Ini Damien, avant d'être la présidente d'Aliniha International, est la présidente de l'APFG, l'Association pour la Promotion Féminine de Gaoua. L’APFG travaille, dans le sud-ouest du Burkina Faso, à la mise en place d’activités économiques interdépendantes et autofinancées. Elle soutient l'entrepreneuriat féminin et incite les femmes à l’apprentissage et au partage des connaissances.

La démarche de la présidente, Ini Damien, est de faire prendre conscience aux femmes démunies de leurs potentialités et richesses. Par une combinaison harmonieuse de démarche tactique et stratégique, elle arrive à améliorer la situation des femmes de sa région, à vaincre les résistances socioculturelles pouvant s’opposer à toute remise en question et à asseoir de réels changements. Elle utilise toutes les pratiques disponibles pour combattre des problèmes comme l’excision ou l’accès à la terre.

Aujourd'hui, la micro-finance est un secteur en plein essor en Afrique de l'Ouest, mais mal gérée elle peut conduire à des dérives dangereuses comme un endettement excessif. Livrés à elles-mêmes, sans aucun suivi, ignorant les règles élémentaires de gestion, les bénéficiaires peuvent facilement se retrouver démunies pour honorer le remboursement de leur prêt. De la à contracter un autre prêt pour rembourser le premier, il n'y a qu'un pas à faire...
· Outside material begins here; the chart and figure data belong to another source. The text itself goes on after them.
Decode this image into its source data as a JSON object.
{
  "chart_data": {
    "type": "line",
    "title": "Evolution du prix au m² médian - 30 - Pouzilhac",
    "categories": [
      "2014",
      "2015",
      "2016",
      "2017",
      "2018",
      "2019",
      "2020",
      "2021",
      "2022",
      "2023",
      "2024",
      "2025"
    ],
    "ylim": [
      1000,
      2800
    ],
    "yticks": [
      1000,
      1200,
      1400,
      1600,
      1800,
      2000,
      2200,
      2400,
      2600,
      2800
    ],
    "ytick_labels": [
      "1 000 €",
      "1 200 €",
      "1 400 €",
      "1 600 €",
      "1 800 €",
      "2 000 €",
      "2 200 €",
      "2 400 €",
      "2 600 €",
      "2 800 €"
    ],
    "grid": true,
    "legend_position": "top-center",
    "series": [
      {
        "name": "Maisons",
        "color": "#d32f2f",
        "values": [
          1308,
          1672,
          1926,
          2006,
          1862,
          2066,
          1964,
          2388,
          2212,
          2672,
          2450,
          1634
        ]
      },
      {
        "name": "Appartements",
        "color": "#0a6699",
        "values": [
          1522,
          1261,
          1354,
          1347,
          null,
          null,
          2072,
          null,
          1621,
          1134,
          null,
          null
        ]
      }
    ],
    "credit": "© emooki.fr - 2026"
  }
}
"Tant que les gens n'ont pas été à l’école, ils n'ont pas la capacité d'analyse. Ce n'est pas leur faute. Il faut démontrer le contraire, éveiller leur esprit" Ini Damien

Ini Damien entourée de Alou Keita et Jean Goepp, membres fondateurs d'Aliniha International
Ini Damien, présente au Sénégal pour la réunion annuelle du conseil d'administration d’Aliniha International, a tenue à dispenser elle-même une formation à l’Association Aliniha Autogérée Heramakono, formation portant sur le crédit solidaire, plus précisément sur les conditions à mettre en œuvre pour assurer sa réussite, diminuer le risque crédit.

A l’ordre du jour de la formation, 3 thèmes :
  • Gestion du temps
  • SEPO (Succès, Echec, Problème, Opportunité)
  • Connaissance de soi
Les formations continues en renforcement des capacités ont pour but d’amener les femmes bénéficiaires à plus d’autonomie et à plus de performance pour atteindre leurs objectifs dans un environnement exigeant, perpétuellement en évolution.
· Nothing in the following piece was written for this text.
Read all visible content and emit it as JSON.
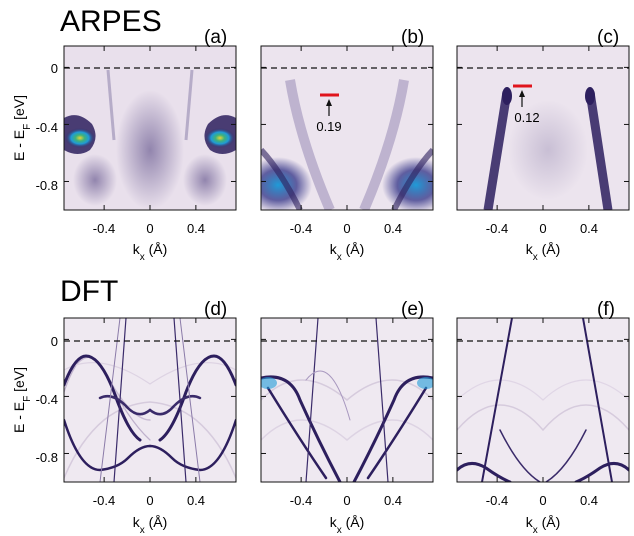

Le développement durable prend en compte trois composantes essentielles : le développement environnemental, social et économique. Le troisième point est essentiel car c’est lui qui assurera la pérennité du modèle. Sans rentabilité, les femmes qui sont avant tout des mères de famille avec des obligations abandonneront pour retourner a des activités parfois moins rentables, plus difficiles, aux conséquences sur l'environnement plus néfastes mais qu’elles connaissent et qu’elles maîtrisent, donc en lesquelles elles ont confiance.

C'est le rôle de Nébéday d’accompagner ses partenaires dans ce processus de pérennité, nous devons réussir à donner aux femmes confiance en elles. C'est le gage de leur réussite.